The mass killing at Racak on 15 January 1999 most graphically illustrates the descent into violence amounting to war crimes and crimes against humanity, and was to become a precedent for numerous other atrocities recounted to the OSCE-KVM in the period after 20 March. Other key events in this regard in the period before 20 March were the killings of Kosovo Albanians by police at Rogovo and Rakovina later in January, the launch of Yugoslav army "winter exercises" involving the shelling of villages and the forced expulsion of villagers in Vucitrn/Vushtrri municipality in February and March, a military and police offensive in Kacanik in February, in which a tactic of burning and destroying civilian homes to clear the area of the UCK was employed, and a violent police crack-down in an Albanian quarter of Pristina/Prishtina in early March after the killing of two police officers. Alongside the killings in Racak, these events reveal patterns of grave abuses by Yugoslav and Serbian forces against the civilian population. Such patterns of abuse recur after 20 March in the descriptions given by refugees. The scale on which human rights violations recur is staggering. It has been estimated that over 90 per cent of the Kosovo Albanian population - over 1.45 million people - were displaced by the conflict by 9 June 1999. The death toll as yet can only be guessed at, but the prevalence of confirmed reports and witness statements about individual and group killings in this report is indicative. The violence meted out to people, as recounted vividly, particularly in the statements of refugees, was extreme and appalling. The accounts of refugees also give compelling examples of the organized and systematic nature of what was being perpetrated by Yugoslav and Serbian forces, and their tolerance for and collusion in acts of extreme lawlessness by paramilitaries and armed civilians.

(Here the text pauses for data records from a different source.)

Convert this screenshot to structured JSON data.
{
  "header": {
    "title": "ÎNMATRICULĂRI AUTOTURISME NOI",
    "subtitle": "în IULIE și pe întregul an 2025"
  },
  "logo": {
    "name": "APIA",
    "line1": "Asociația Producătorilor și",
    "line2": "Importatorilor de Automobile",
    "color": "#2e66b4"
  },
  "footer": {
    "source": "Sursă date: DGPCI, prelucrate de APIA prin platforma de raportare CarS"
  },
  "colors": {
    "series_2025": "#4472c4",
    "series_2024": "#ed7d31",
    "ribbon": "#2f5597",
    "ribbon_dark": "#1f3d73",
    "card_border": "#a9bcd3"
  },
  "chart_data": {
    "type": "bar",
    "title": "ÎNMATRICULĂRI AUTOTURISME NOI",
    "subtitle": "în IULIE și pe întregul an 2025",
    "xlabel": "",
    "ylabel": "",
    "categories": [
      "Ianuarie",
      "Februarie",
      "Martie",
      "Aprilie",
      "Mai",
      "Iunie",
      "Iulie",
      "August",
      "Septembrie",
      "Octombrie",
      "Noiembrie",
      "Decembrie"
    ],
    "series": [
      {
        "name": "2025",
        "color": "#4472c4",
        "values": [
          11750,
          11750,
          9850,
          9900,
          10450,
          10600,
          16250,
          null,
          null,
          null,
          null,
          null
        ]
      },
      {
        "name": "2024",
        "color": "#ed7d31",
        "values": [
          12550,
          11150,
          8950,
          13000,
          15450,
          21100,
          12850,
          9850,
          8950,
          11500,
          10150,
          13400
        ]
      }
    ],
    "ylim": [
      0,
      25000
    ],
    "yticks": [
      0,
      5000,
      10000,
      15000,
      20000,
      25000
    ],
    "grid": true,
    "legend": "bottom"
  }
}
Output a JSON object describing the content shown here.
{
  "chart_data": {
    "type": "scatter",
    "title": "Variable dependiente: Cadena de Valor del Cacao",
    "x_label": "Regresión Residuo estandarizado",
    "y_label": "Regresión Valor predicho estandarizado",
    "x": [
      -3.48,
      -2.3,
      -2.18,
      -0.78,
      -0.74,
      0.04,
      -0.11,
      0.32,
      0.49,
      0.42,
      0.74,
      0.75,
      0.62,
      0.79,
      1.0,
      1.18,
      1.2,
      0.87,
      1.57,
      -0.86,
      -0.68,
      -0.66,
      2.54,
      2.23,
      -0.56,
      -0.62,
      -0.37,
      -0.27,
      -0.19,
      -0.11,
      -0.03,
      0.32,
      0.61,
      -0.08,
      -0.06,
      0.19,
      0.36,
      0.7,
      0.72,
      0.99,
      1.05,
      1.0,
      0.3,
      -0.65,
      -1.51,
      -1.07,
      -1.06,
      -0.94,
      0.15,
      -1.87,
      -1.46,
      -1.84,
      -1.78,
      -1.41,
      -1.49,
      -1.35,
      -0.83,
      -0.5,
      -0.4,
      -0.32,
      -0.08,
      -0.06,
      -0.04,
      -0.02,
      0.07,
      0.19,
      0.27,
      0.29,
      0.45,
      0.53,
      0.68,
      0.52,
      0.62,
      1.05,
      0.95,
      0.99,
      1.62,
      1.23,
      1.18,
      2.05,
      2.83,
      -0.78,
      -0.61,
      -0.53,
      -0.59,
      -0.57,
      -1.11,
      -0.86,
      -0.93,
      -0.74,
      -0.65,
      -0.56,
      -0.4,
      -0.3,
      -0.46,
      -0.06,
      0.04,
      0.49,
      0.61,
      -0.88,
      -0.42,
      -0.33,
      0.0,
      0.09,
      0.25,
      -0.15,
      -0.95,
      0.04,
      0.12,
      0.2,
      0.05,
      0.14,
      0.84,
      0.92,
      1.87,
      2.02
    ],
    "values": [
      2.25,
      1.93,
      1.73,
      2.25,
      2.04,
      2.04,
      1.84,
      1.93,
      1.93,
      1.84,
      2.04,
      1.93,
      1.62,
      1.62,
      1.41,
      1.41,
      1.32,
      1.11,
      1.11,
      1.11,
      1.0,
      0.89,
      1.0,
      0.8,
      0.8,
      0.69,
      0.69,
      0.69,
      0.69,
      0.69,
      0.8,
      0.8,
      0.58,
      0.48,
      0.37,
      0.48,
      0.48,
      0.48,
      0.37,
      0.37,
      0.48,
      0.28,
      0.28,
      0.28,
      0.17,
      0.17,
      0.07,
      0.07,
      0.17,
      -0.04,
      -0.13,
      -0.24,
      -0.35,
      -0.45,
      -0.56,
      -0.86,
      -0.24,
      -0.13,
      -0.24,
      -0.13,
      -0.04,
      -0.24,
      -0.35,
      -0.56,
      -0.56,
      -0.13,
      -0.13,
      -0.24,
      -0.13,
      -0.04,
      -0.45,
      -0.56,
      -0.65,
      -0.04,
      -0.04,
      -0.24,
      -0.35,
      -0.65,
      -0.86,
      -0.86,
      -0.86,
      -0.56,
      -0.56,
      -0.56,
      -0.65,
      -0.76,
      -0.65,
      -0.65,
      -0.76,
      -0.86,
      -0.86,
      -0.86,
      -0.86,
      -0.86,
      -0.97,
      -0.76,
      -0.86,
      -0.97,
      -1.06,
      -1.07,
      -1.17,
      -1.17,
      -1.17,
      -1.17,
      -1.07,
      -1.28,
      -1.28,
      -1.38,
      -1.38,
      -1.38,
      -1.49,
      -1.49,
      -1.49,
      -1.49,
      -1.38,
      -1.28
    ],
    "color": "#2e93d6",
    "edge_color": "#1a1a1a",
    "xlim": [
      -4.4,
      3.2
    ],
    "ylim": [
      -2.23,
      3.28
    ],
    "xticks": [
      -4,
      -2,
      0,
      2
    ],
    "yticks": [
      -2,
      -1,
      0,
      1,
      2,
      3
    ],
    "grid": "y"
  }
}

The commission of human rights and humanitarian law violations during the internal armed conflict in Kosovo during the time it was being monitored by the OSCE-KVM was not one-sided. All parts of this report look at violations committed by both parties to the internal conflict. It must be stressed, however, that an obvious conclusion of the analysis is that there was certainly nothing resembling balance or equivalence in the nature or the scale of the human rights violations committed by each side. Suffering in Kosovo in the period monitored by the OSCE-KVM was overwhelmingly Kosovo Albanian suffering, at the hands of the Yugoslav and Serbian state military and security apparatus. A catastrophe rooted in the long-term disregard for human rights and fundamental freedoms A guiding principle of the OSCE is that respect for human rights and fundamental freedoms, democracy and the rule of law is an essential component of security. A consistent pattern of human rights violations in Kosovo led eventually to a breakdown in security. The deterioration into a security crisis, armed conflict and a human rights and humanitarian catastrophe in Kosovo might have been avoided if the Yugoslav and Serbian authorities, rather than engaging in the persistent violation of the human rights of the Kosovo Albanian population in the past decade, had sought to construct in Kosovo an open and inclusive society founded on the principles of respect for human rights and fundamental freedoms.